If you don't think this is one of those great American debates, one that mirrors the likes of pragmatism vs. transcendentalism or capitalism vs. socialism, you're darn right even if I'd never been born. Until the very end of last night, the Lakers proved why Communism failed in the face of Nixon and Reagan. Or maybe just in the face of humanity itself, which is not so well-tuned to retain precise doctrine when the shit hits the fan and the earth's surface starts to churn.
Granted, the triangle is the most extreme version of a "system," one that is at once hyper-concrete and profoundly transformative. At this point, it's darn hard to separate from Jackson's whole guru-like ways. But it also fits so many teams we've relentlessly advocated in the past. The Suns, early, untrammeled incarnation, and the 2006 Warriors, were ideas even if their five-man fluid rage was held together only by the most loose sense of chemistry, even shared faith.
That's a far cry from the nihilism expressed by the isolation (if not in the intersection of that play and its audience).

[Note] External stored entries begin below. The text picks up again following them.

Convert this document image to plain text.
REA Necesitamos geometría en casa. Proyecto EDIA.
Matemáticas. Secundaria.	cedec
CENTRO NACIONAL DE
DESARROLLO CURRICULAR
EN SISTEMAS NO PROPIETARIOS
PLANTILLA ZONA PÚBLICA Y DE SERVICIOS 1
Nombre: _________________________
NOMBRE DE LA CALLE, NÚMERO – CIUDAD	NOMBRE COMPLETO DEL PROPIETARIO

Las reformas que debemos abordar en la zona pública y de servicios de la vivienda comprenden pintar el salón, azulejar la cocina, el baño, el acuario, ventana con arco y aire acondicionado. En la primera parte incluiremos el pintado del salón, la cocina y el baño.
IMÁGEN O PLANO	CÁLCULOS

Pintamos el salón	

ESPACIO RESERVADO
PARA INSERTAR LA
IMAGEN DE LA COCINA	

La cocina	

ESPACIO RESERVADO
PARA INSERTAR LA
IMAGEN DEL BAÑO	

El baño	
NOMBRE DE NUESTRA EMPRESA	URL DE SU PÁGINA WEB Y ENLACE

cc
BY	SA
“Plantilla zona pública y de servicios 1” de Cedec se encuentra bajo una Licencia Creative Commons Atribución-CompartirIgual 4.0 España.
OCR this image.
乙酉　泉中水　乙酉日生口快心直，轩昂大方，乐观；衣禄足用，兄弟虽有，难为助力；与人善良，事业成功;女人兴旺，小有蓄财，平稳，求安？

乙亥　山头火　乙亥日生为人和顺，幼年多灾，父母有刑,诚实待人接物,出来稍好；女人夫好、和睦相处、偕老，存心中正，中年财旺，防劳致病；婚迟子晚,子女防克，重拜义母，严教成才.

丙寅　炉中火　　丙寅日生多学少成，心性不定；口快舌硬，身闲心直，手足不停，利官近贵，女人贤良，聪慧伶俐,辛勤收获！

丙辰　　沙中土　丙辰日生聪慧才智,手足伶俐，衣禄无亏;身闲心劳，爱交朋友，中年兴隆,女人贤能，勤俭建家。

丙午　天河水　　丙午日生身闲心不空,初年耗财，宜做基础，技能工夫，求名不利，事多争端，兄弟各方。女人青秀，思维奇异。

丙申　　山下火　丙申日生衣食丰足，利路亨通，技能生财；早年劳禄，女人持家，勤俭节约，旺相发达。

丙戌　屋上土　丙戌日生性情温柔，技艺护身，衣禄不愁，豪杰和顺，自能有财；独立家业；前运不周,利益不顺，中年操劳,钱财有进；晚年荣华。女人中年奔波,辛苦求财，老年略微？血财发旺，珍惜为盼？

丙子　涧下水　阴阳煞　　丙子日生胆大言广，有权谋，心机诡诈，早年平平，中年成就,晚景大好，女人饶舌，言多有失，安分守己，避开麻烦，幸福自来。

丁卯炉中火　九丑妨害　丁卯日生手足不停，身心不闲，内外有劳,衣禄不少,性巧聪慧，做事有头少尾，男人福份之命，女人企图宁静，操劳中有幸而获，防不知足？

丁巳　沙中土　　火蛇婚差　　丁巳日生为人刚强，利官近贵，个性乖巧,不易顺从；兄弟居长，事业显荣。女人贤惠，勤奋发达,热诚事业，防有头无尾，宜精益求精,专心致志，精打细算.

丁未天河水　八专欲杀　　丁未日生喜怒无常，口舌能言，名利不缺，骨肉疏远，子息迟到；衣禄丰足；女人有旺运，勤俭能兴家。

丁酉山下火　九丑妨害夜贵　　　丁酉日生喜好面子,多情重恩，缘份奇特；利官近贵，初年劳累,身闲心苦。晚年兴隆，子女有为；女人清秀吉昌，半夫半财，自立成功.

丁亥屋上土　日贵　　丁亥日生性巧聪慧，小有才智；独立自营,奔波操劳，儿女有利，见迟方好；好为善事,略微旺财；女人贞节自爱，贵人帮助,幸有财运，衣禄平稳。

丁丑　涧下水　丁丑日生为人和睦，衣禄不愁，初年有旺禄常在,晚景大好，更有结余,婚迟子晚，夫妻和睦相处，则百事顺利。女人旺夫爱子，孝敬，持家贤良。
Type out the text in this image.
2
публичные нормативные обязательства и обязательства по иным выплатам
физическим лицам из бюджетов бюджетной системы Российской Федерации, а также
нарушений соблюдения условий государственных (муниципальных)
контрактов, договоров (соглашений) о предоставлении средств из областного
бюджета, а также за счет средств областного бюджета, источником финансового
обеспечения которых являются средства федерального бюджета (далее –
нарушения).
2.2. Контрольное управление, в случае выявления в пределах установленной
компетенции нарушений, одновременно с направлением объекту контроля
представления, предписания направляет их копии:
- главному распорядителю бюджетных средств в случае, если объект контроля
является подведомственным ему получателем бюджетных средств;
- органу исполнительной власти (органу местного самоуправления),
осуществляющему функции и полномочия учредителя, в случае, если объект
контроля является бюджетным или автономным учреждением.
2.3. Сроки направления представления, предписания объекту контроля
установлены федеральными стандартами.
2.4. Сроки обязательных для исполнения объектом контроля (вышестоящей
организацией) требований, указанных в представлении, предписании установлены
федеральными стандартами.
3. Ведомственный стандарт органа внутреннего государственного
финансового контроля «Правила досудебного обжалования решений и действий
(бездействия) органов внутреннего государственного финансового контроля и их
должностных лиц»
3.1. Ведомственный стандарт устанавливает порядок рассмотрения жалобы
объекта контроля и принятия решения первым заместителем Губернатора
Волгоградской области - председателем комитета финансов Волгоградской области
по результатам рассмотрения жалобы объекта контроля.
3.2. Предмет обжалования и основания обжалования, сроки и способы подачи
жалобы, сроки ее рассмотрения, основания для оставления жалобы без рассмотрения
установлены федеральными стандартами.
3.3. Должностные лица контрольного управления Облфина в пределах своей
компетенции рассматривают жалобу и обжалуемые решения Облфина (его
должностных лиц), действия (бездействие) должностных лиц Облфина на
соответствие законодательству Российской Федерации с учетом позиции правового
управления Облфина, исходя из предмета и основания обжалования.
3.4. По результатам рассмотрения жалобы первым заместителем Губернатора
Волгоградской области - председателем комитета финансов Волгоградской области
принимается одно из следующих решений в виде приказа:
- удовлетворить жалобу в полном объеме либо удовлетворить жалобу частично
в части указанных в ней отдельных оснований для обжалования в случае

I mean, shit, all these teams of principle, who would prefer to do their thing and match it up than actively undermine their opponents' identity, those are FD. I guess they're pussies, too, but it's what I like.
So do I hate the Celtics? No, I'm tapped out. It's more that what's made the Lakers so unearthly up to this point has been their ability to gleefully impose their new rules upon the game. Whatever the opposite of reactive is, they're it. All that shit about controlling the tempo and setting the tone, they were that. The Celtics, they strike first but do so preemptively, and then push the spiral downward from there. I wonder if they really hold the game in the palm of their hand, or have simply deemed it best to let it ride out on a wave of very, very smart destruction.